The Chemung Valley History Museum wanted to develop a new exhibition.  We began the process by talking with several groups of local residents, including a high school history class.  There was uniform agreement  in all the groups that the sort of chronological presentation that characterizes most long-term local history exhibits was not interesting to most people (been there, done that, they said).   But,  said a student, "wouldn't it be cool if you could see how people our age lived?  what their lives were like?"  There have been some other great exhibits on teenagers (Chicago and New Jersey)  but we wanted to see what it might be like here.  We asked non-teenage groups about what they thought--and suddenly their faces lit up and they began discussing their own teenage years.  Teenagers it would be.

Often, this kind of idea languishes until a museum staff finds funding to pursue the next step.  But the team in Elmira decided all the resources needed were enthusiasm and a bit of time.  They held community conversations with several local groups of seniors and set a booth asking for information at the county fair.
This week, we sat down with that information to think about what we'd learned and what the next steps might be.  I'd read the summaries of the conversations and so decided to make objects and location as starting frames.  Armed with our hand post-it notes,  we listed all the objects mentioned in the conversations and began to sort them into thematic groups.  Almost immediately, we noticed something:  clothes were most often mentioned and we recalled a comment early on in the process from a community member, "don't make it just about poodle skirts."   Because, it's the top of mind.   But we wanted to think harder.  We then went back and listed objects that were implied in the conversations and added them (those are the circled ones) to our growing wall.  How many of these 20th objects are in the museum's collections?  Very few.  And we found unexpected objects:  under a theme of work,  lawnmowers, newspapers, diapers all were mentioned in discussions of first jobs. 

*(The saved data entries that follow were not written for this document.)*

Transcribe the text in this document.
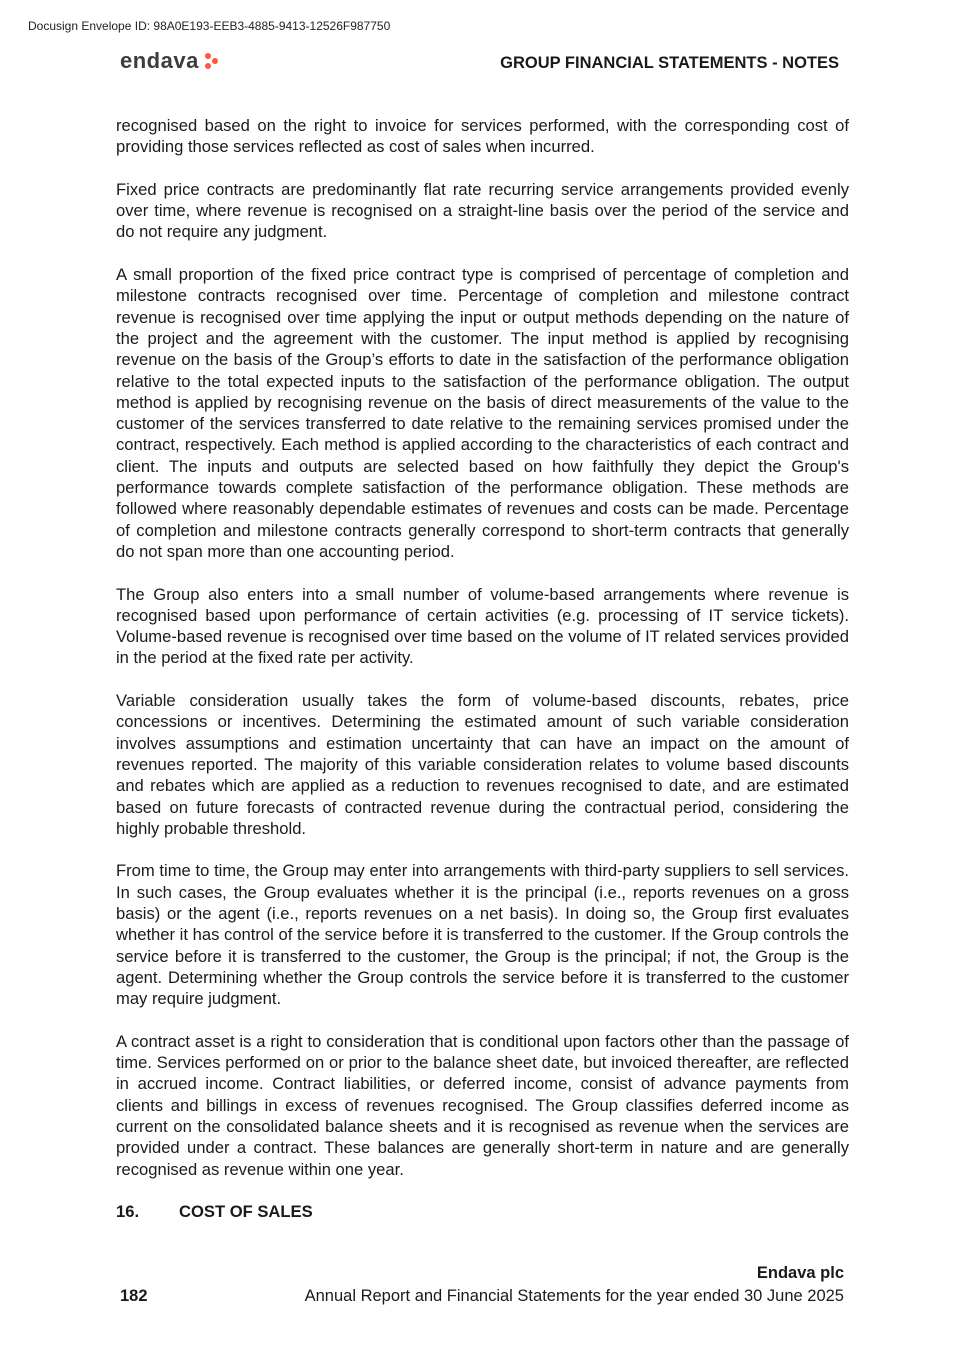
Docusign Envelope ID: 98A0E193-EEB3-4885-9413-12526F987750
endava	GROUP FINANCIAL STATEMENTS - NOTES

recognised based on the right to invoice for services performed, with the corresponding cost of providing those services reflected as cost of sales when incurred.

Fixed price contracts are predominantly flat rate recurring service arrangements provided evenly over time, where revenue is recognised on a straight-line basis over the period of the service and do not require any judgment.

A small proportion of the fixed price contract type is comprised of percentage of completion and milestone contracts recognised over time. Percentage of completion and milestone contract revenue is recognised over time applying the input or output methods depending on the nature of the project and the agreement with the customer. The input method is applied by recognising revenue on the basis of the Group’s efforts to date in the satisfaction of the performance obligation relative to the total expected inputs to the satisfaction of the performance obligation. The output method is applied by recognising revenue on the basis of direct measurements of the value to the customer of the services transferred to date relative to the remaining services promised under the contract, respectively. Each method is applied according to the characteristics of each contract and client. The inputs and outputs are selected based on how faithfully they depict the Group's performance towards complete satisfaction of the performance obligation. These methods are followed where reasonably dependable estimates of revenues and costs can be made. Percentage of completion and milestone contracts generally correspond to short-term contracts that generally do not span more than one accounting period.

The Group also enters into a small number of volume-based arrangements where revenue is recognised based upon performance of certain activities (e.g. processing of IT service tickets). Volume-based revenue is recognised over time based on the volume of IT related services provided in the period at the fixed rate per activity.

Variable consideration usually takes the form of volume-based discounts, rebates, price concessions or incentives. Determining the estimated amount of such variable consideration involves assumptions and estimation uncertainty that can have an impact on the amount of revenues reported. The majority of this variable consideration relates to volume based discounts and rebates which are applied as a reduction to revenues recognised to date, and are estimated based on future forecasts of contracted revenue during the contractual period, considering the highly probable threshold.

From time to time, the Group may enter into arrangements with third-party suppliers to sell services. In such cases, the Group evaluates whether it is the principal (i.e., reports revenues on a gross basis) or the agent (i.e., reports revenues on a net basis). In doing so, the Group first evaluates whether it has control of the service before it is transferred to the customer. If the Group controls the service before it is transferred to the customer, the Group is the principal; if not, the Group is the agent. Determining whether the Group controls the service before it is transferred to the customer may require judgment.

A contract asset is a right to consideration that is conditional upon factors other than the passage of time. Services performed on or prior to the balance sheet date, but invoiced thereafter, are reflected in accrued income. Contract liabilities, or deferred income, consist of advance payments from clients and billings in excess of revenues recognised. The Group classifies deferred income as current on the consolidated balance sheets and it is recognised as revenue when the services are provided under a contract. These balances are generally short-term in nature and are generally recognised as revenue within one year.

16.	COST OF SALES
Endava plc
182	Annual Report and Financial Statements for the year ended 30 June 2025
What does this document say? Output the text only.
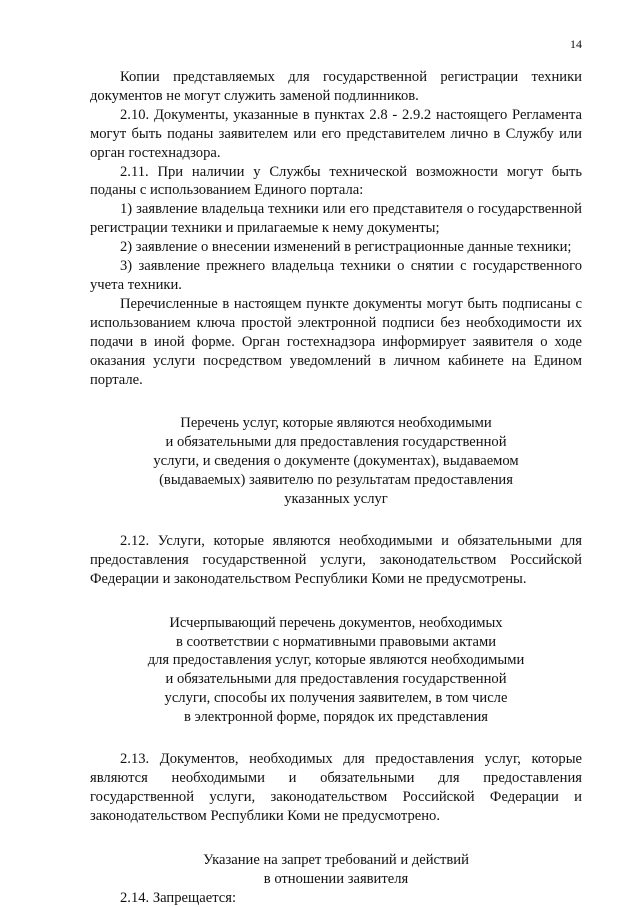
14

Копии представляемых для государственной регистрации техники документов не могут служить заменой подлинников.

2.10. Документы, указанные в пунктах 2.8 - 2.9.2 настоящего Регламента могут быть поданы заявителем или его представителем лично в Службу или орган гостехнадзора.

2.11. При наличии у Службы технической возможности могут быть поданы с использованием Единого портала:

1) заявление владельца техники или его представителя о государственной регистрации техники и прилагаемые к нему документы;

2) заявление о внесении изменений в регистрационные данные техники;

3) заявление прежнего владельца техники о снятии с государственного учета техники.

Перечисленные в настоящем пункте документы могут быть подписаны с использованием ключа простой электронной подписи без необходимости их подачи в иной форме. Орган гостехнадзора информирует заявителя о ходе оказания услуги посредством уведомлений в личном кабинете на Едином портале.

Перечень услуг, которые являются необходимыми
и обязательными для предоставления государственной
услуги, и сведения о документе (документах), выдаваемом
(выдаваемых) заявителю по результатам предоставления
указанных услуг

2.12. Услуги, которые являются необходимыми и обязательными для предоставления государственной услуги, законодательством Российской Федерации и законодательством Республики Коми не предусмотрены.

Исчерпывающий перечень документов, необходимых
в соответствии с нормативными правовыми актами
для предоставления услуг, которые являются необходимыми
и обязательными для предоставления государственной
услуги, способы их получения заявителем, в том числе
в электронной форме, порядок их представления

2.13. Документов, необходимых для предоставления услуг, которые являются необходимыми и обязательными для предоставления государственной услуги, законодательством Российской Федерации и законодательством Республики Коми не предусмотрено.

Указание на запрет требований и действий
в отношении заявителя

2.14. Запрещается:
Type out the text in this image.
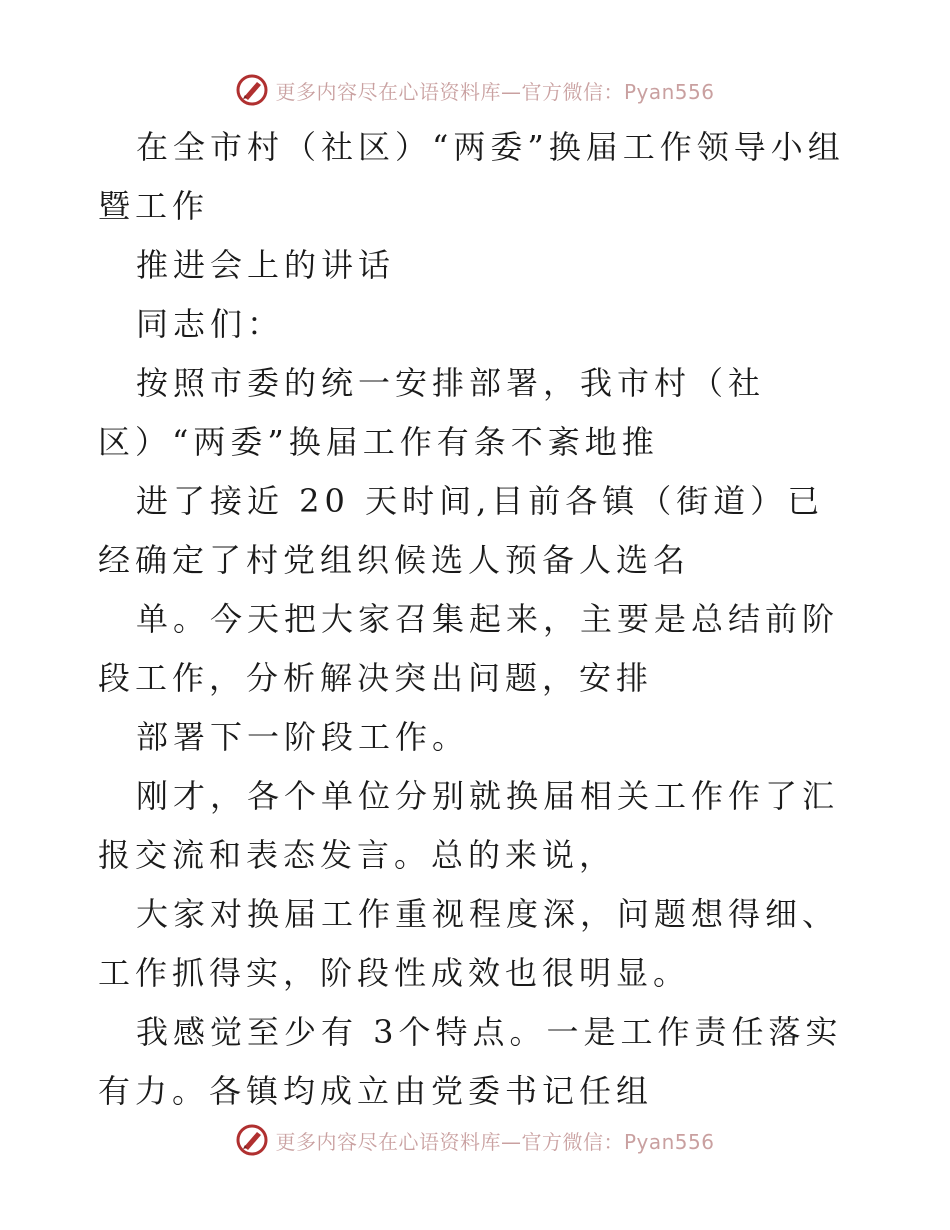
更多内容尽在心语资料库—官方微信：Pyan556

在全市村（社区）“两委”换届工作领导小组暨工作

推进会上的讲话

同志们：

按照市委的统一安排部署，我市村（社区）“两委”换届工作有条不紊地推

进了接近 20 天时间,目前各镇（街道）已经确定了村党组织候选人预备人选名

单。今天把大家召集起来，主要是总结前阶段工作，分析解决突出问题，安排

部署下一阶段工作。

刚才，各个单位分别就换届相关工作作了汇报交流和表态发言。总的来说，

大家对换届工作重视程度深，问题想得细、工作抓得实，阶段性成效也很明显。

我感觉至少有 3个特点。一是工作责任落实有力。各镇均成立由党委书记任组

更多内容尽在心语资料库—官方微信：Pyan556
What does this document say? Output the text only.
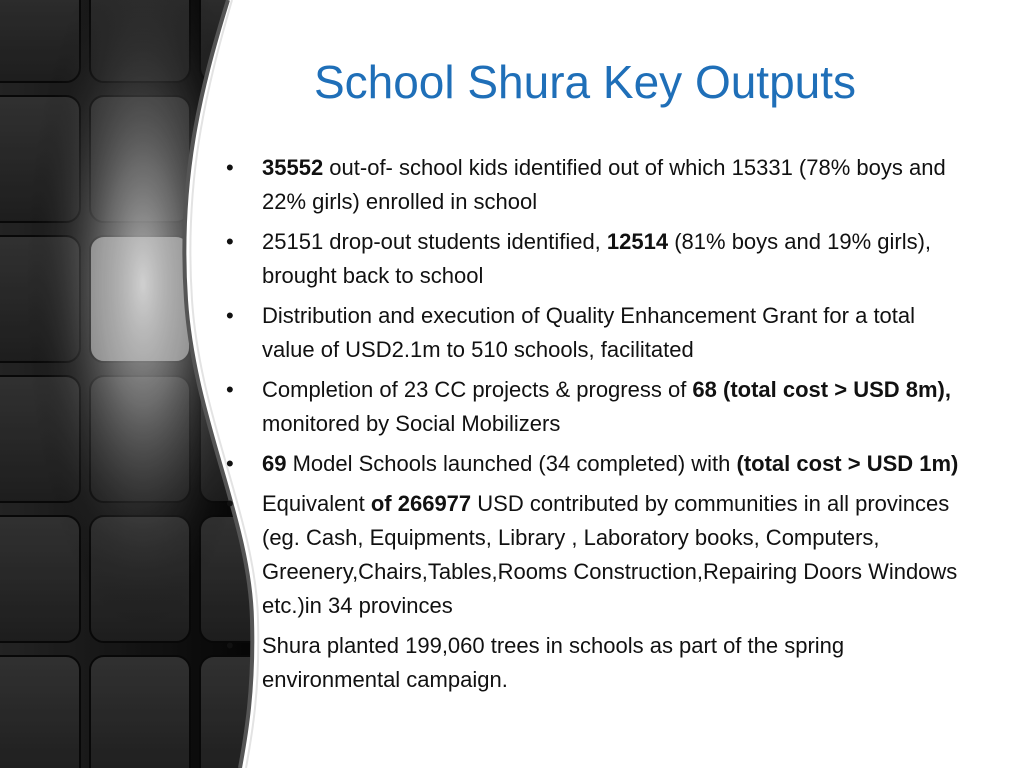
School Shura Key Outputs
•	35552 out-of- school kids identified out of which 15331 (78% boys and 22% girls) enrolled in school
•	25151 drop-out students identified, 12514 (81% boys and 19% girls), brought back to school
•	Distribution and execution of Quality Enhancement Grant for a total value of USD2.1m to 510 schools, facilitated
•	Completion of 23 CC projects & progress of 68 (total cost > USD 8m), monitored by Social Mobilizers
•	69 Model Schools launched (34 completed) with (total cost > USD 1m)
•	Equivalent of 266977 USD contributed by communities in all provinces (eg. Cash, Equipments, Library , Laboratory books, Computers, Greenery,Chairs,Tables,Rooms Construction,Repairing Doors Windows etc.)in 34 provinces
•	Shura planted 199,060 trees in schools as part of the spring environmental campaign.
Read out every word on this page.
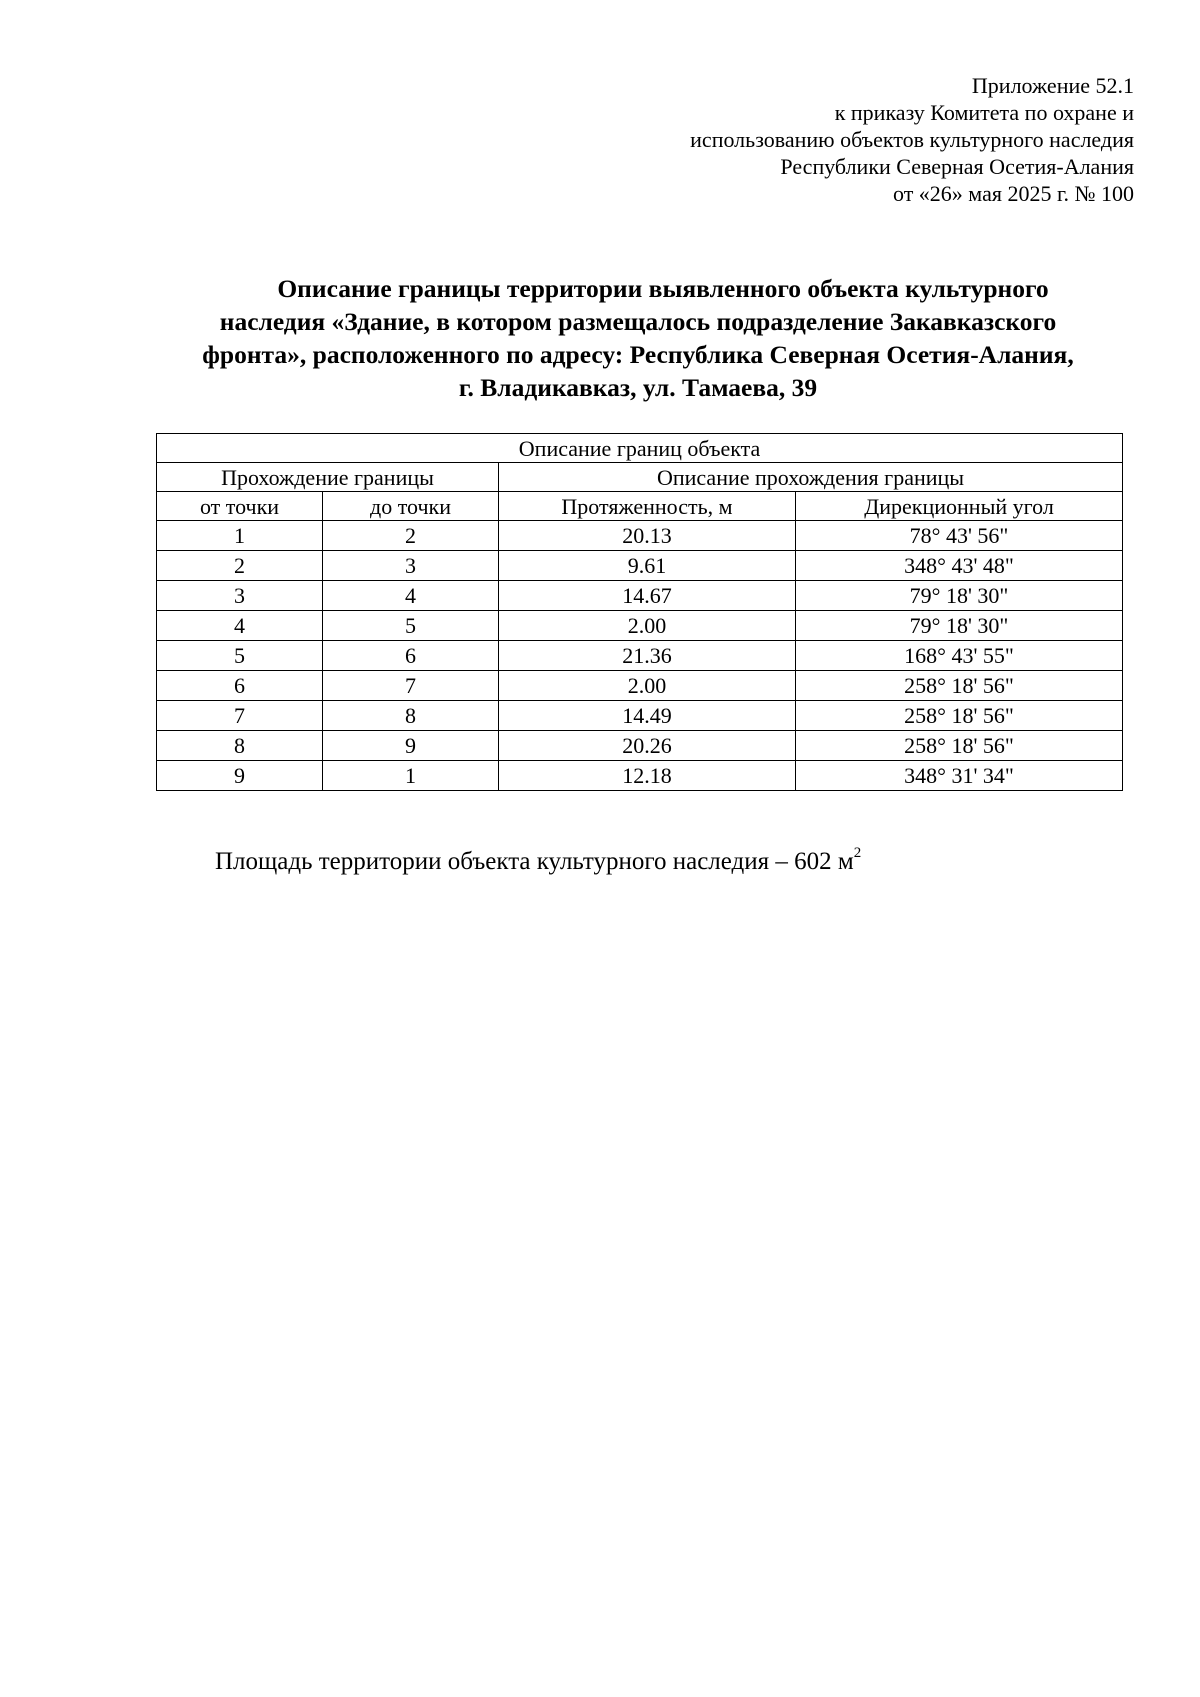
Приложение 52.1
к приказу Комитета по охране и
использованию объектов культурного наследия
Республики Северная Осетия-Алания
от «26» мая 2025 г. № 100
Описание границы территории выявленного объекта культурного
наследия «Здание, в котором размещалось подразделение Закавказского
фронта», расположенного по адресу: Республика Северная Осетия-Алания,
г. Владикавказ, ул. Тамаева, 39
Описание границ объекта			
Прохождение границы		Описание прохождения границы	
от точки	до точки	Протяженность, м	Дирекционный угол
1	2	20.13	78° 43' 56"
2	3	9.61	348° 43' 48"
3	4	14.67	79° 18' 30"
4	5	2.00	79° 18' 30"
5	6	21.36	168° 43' 55"
6	7	2.00	258° 18' 56"
7	8	14.49	258° 18' 56"
8	9	20.26	258° 18' 56"
9	1	12.18	348° 31' 34"
Площадь территории объекта культурного наследия – 602 $м^2$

What themes did we see in our object post-its?  Independence,  gender, romance, big world issues.  What themes did we not see?  Cultural diversity,  the role of religion, class,  and neighborhoods.   We know those themes exist in this community, but we now know we need to work a bit harder on collecting that information.
We wondered if some of these issues might be found by thinking about places mentioned--so we posted those in a rough county map, above. That helped us see neighborhoods better, but also,  with these two notes below, note the way that the outside world had enormous effects on teenagers.
This iterative process--where we talk to each other and community members,  reflect, and go back out and talk again,  is not only an exhibit building process--it's a community building process.   (and for me, because this is the city where I grew up, a fascinating exercise in individual and collective memory). It's becoming clear that ownership of this exhibit will not be solely the museum's, but rather something that is created--and changed on an ongoing basis-- by the people whose stories we share.

1 comment:

Bruce said...

I really enjoy the idea of getting the audience's feedback, and even their participation in exhibit ideas. It should really correlate well with the popularity of the exhibit that gets chosen. Just like any other business, listening to the customer can only help. Great job on the effort of getting the people involved.